Institute: Kansas
Year Established: 2006 Start Date: 2006-03-01 End Date: 2008-02-28
Total Federal Funds: $46,679 Total Non-Federal Funds: $104,855
Principal Investigators: Peter Allen MacFarlane, Rudolf Ghijsen
Project Summary: The Ozark Plateaus aquifer system has been and continues to be the primary source of water for the residents of the Tri-State region, which includes portions of southeastern Kansas, southwestern Missouri, and northeastern Oklahoma. Recent concerns have been raised by the Kansas water agencies and the Tri-State Coalition that the available supply from the Ozark aquifer may become inadequate, rendered unusable, or require additional water treatment in the near future because or future overdevelopment. Many southeast Kansas and southwest Missouri water supplies withdraw water from a 40-60-km wide transition zone in the Ozark aquifer that separates low dissolved solids calcium-bicarbonate ground waters to the east from sodium-chloride brines to the west. Two earlier regional studies indicated significant short- and long-term changes in the chemical quality of produced water from several of these wells. It is unclear if the observed changes result from eastward movement of the transition zone due to long-term use or if short-term variability in pumping stress is the more dominant influence. The former implies eastward movement of poorer quality water whereas the later implies local upconing of poorer quality water.

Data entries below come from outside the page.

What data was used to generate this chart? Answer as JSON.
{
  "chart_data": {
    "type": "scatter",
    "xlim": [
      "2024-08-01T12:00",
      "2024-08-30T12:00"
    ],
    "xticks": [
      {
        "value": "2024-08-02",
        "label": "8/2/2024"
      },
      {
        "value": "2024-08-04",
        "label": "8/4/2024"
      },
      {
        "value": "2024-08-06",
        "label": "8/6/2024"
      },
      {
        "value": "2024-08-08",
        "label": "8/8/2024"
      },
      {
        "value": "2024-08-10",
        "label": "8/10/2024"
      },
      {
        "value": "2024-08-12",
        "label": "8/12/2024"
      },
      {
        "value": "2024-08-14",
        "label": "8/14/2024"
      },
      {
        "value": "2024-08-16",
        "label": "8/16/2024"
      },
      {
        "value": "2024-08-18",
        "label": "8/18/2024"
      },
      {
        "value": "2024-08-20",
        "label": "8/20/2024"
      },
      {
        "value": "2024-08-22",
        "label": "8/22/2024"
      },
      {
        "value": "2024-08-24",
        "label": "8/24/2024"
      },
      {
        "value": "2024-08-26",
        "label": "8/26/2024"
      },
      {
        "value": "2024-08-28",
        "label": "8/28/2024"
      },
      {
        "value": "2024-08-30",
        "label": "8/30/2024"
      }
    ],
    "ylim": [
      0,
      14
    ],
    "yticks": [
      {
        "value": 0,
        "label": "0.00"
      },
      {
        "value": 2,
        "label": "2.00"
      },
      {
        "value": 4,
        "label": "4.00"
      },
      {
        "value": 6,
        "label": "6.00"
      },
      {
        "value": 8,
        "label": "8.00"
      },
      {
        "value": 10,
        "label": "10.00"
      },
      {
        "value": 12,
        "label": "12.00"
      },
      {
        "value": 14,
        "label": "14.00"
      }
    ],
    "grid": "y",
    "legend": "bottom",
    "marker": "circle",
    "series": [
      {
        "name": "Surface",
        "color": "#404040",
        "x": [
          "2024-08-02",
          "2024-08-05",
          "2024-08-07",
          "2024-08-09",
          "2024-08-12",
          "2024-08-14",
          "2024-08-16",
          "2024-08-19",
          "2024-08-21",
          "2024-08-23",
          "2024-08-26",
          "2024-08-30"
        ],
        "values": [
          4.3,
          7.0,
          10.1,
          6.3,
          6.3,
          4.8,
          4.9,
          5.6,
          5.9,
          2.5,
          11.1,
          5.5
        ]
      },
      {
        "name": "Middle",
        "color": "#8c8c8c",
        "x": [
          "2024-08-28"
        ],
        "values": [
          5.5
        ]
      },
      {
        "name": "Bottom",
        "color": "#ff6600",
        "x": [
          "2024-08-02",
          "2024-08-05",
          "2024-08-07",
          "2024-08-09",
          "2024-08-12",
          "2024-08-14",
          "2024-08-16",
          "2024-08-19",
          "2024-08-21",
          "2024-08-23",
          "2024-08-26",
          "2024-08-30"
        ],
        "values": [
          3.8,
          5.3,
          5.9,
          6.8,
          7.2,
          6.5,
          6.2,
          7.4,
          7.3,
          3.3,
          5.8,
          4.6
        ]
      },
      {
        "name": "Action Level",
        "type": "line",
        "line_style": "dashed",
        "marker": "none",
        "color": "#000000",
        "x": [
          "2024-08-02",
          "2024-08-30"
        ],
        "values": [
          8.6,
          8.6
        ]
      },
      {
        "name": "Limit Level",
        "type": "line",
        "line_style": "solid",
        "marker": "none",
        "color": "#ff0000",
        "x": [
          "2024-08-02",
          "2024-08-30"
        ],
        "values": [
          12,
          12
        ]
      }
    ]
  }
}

The goal of this proposed project is to assess the influence of pumping on the temporal variability in the quality of water produced in single and multi-aquifer wells within the Ozark aquifer transition zone in southeast Kansas and in southwest Missouri. The project will focus on characterizing (1) the magnitude and timing of the changes in the geochemistry and relative amounts of water provided from each source to the multi-aquifer wells over the period of study relative to pumping stress and (2) the temporal changes in vertical water-quality stratification within the Ozark Plateaus aquifer system within the transition zone relative to pumping stress. The project will also address the temporal aspects of water quality change within the Ozark aquifer transition in the 25 years since previous investigations were reported.

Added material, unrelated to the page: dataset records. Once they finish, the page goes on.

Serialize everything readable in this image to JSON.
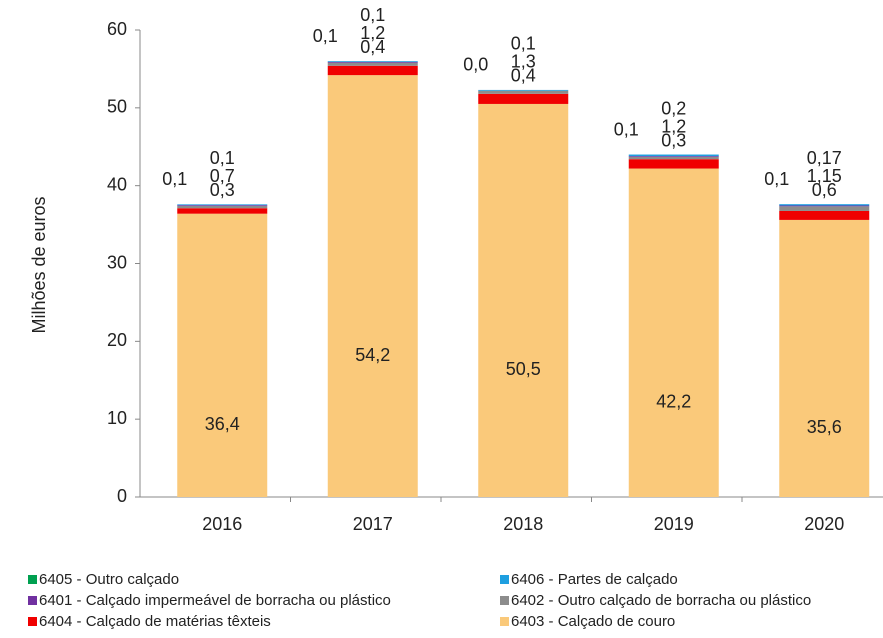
{
  "chart_data": {
    "type": "stacked_bar",
    "y_label": "Milhões de euros",
    "categories": [
      "2016",
      "2017",
      "2018",
      "2019",
      "2020"
    ],
    "ylim": [
      0,
      60
    ],
    "yticks": [
      0,
      10,
      20,
      30,
      40,
      50,
      60
    ],
    "series": [
      {
        "name": "6403 - Calçado de couro",
        "color": "#FAC97A",
        "values": [
          36.4,
          54.2,
          50.5,
          42.2,
          35.6
        ],
        "value_labels": [
          "36,4",
          "54,2",
          "50,5",
          "42,2",
          "35,6"
        ]
      },
      {
        "name": "6404 - Calçado de matérias têxteis",
        "color": "#F00000",
        "values": [
          0.7,
          1.2,
          1.3,
          1.2,
          1.15
        ],
        "value_labels": [
          "0,7",
          "1,2",
          "1,3",
          "1,2",
          "1,15"
        ]
      },
      {
        "name": "6402 - Outro calçado de borracha ou plástico",
        "color": "#8C8C8C",
        "values": [
          0.3,
          0.4,
          0.4,
          0.3,
          0.6
        ],
        "value_labels": [
          "0,3",
          "0,4",
          "0,4",
          "0,3",
          "0,6"
        ]
      },
      {
        "name": "6401 - Calçado impermeável de borracha ou plástico",
        "color": "#7030A0",
        "values": [
          0.1,
          0.1,
          0.0,
          0.1,
          0.1
        ],
        "value_labels": [
          "0,1",
          "0,1",
          "0,0",
          "0,1",
          "0,1"
        ]
      },
      {
        "name": "6406 - Partes de calçado",
        "color": "#1E9FE0",
        "values": [
          0.1,
          0.1,
          0.1,
          0.2,
          0.17
        ],
        "value_labels": [
          "0,1",
          "0,1",
          "0,1",
          "0,2",
          "0,17"
        ]
      },
      {
        "name": "6405 - Outro calçado",
        "color": "#00A050",
        "values": [
          null,
          null,
          null,
          null,
          null
        ]
      }
    ]
  }
}
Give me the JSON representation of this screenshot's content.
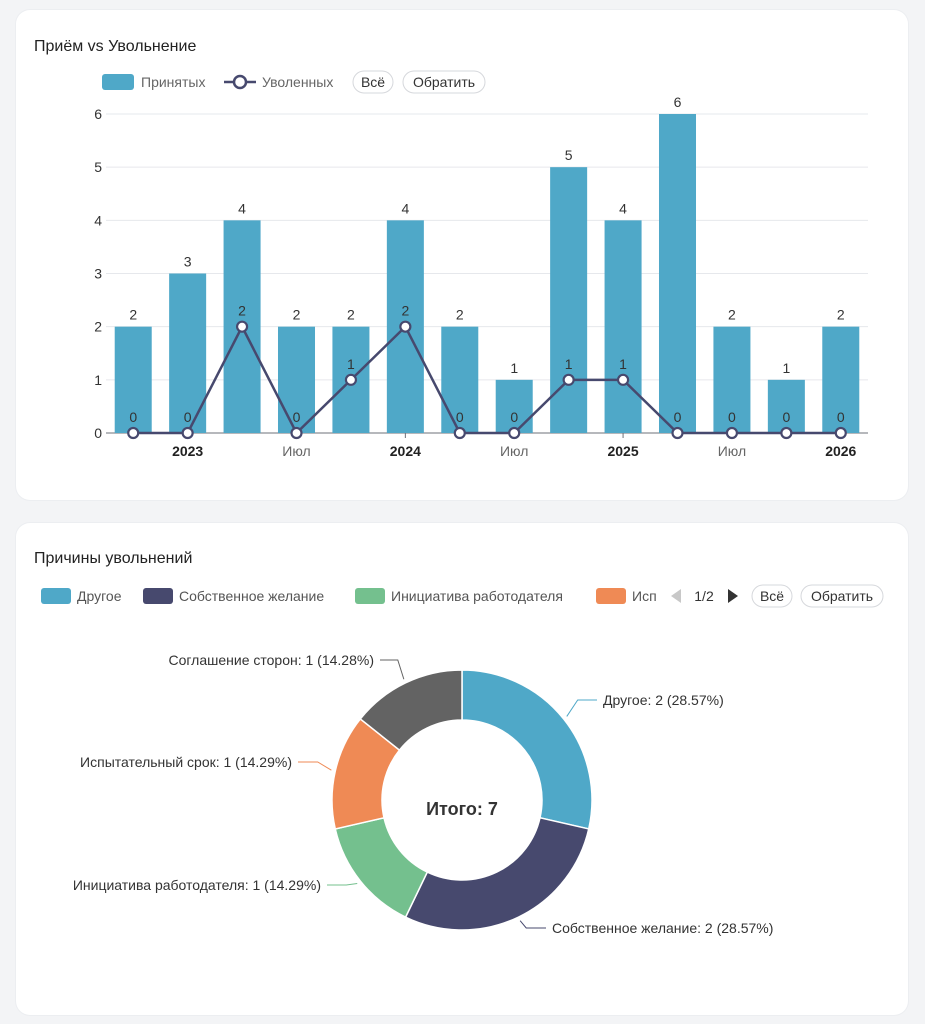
{
  "hire_fire": {
    "title": "Приём vs Увольнение",
    "legend": {
      "hired": "Принятых",
      "fired": "Уволенных",
      "all_btn": "Всё",
      "invert_btn": "Обратить"
    },
    "colors": {
      "bar": "#4fa8c8",
      "line": "#47496e"
    },
    "chart_data": {
      "type": "bar",
      "title": "Приём vs Увольнение",
      "y_ticks": [
        "0",
        "1",
        "2",
        "3",
        "4",
        "5",
        "6"
      ],
      "ylim": [
        0,
        6
      ],
      "x_tick_labels": [
        {
          "index": 1,
          "label": "2023",
          "bold": true
        },
        {
          "index": 3,
          "label": "Июл",
          "bold": false
        },
        {
          "index": 5,
          "label": "2024",
          "bold": true
        },
        {
          "index": 7,
          "label": "Июл",
          "bold": false
        },
        {
          "index": 9,
          "label": "2025",
          "bold": true
        },
        {
          "index": 11,
          "label": "Июл",
          "bold": false
        },
        {
          "index": 13,
          "label": "2026",
          "bold": true
        }
      ],
      "series": [
        {
          "name": "Принятых",
          "type": "bar",
          "values": [
            2,
            3,
            4,
            2,
            2,
            4,
            2,
            1,
            5,
            4,
            6,
            2,
            1,
            2
          ]
        },
        {
          "name": "Уволенных",
          "type": "line",
          "values": [
            0,
            0,
            2,
            0,
            1,
            2,
            0,
            0,
            1,
            1,
            0,
            0,
            0,
            0
          ]
        }
      ],
      "grid": true,
      "legend_position": "top-left"
    }
  },
  "reasons": {
    "title": "Причины увольнений",
    "legend": {
      "items": [
        {
          "label": "Другое",
          "color": "#4fa8c8"
        },
        {
          "label": "Собственное желание",
          "color": "#47496e"
        },
        {
          "label": "Инициатива работодателя",
          "color": "#74c08e"
        },
        {
          "label": "Исп",
          "color": "#ef8a55"
        }
      ],
      "page": "1/2",
      "all_btn": "Всё",
      "invert_btn": "Обратить"
    },
    "center_label": "Итого: 7",
    "chart_data": {
      "type": "pie",
      "variant": "donut",
      "total_label": "Итого: 7",
      "slices": [
        {
          "name": "Другое",
          "value": 2,
          "percent": "28.57%",
          "label": "Другое: 2 (28.57%)",
          "color": "#4fa8c8"
        },
        {
          "name": "Собственное желание",
          "value": 2,
          "percent": "28.57%",
          "label": "Собственное желание: 2 (28.57%)",
          "color": "#47496e"
        },
        {
          "name": "Инициатива работодателя",
          "value": 1,
          "percent": "14.29%",
          "label": "Инициатива работодателя: 1 (14.29%)",
          "color": "#74c08e"
        },
        {
          "name": "Испытательный срок",
          "value": 1,
          "percent": "14.29%",
          "label": "Испытательный срок: 1 (14.29%)",
          "color": "#ef8a55"
        },
        {
          "name": "Соглашение сторон",
          "value": 1,
          "percent": "14.28%",
          "label": "Соглашение сторон: 1 (14.28%)",
          "color": "#636363"
        }
      ]
    }
  }
}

Two sets of nearby wells, each set consisting of an Ozark, Springfield Plateau, and multi-aquifer well and located within the Ozark aquifer transition zone, will be selected for water sampling. Water samples will be collected monthly and analyzed for dissolved major, minor, and selected trace constituents along with records of the amount of water pumped from each well in between samplings. A downhole sonde will be inserted in each multi-aquifer well to monitor changes in specific conductance in the zone where waters from the Springfield Plateau and Ozark aquifers mix within the well. These data will be used to (1) help characterize short-term impacts of pumping on water quality associated with short-term variability (less than one month) in the amount of pumping at each site and (2) provide insight into longer-term water quality changes over the course of the study.
The results will provide timely information to state water-planning agencies, the USGS team of water scientists conducting the Ozark aquifer ground-water flow modeling and water quality assessment project, and water suppliers, particularly in southeast Kansas and southwest Missouri.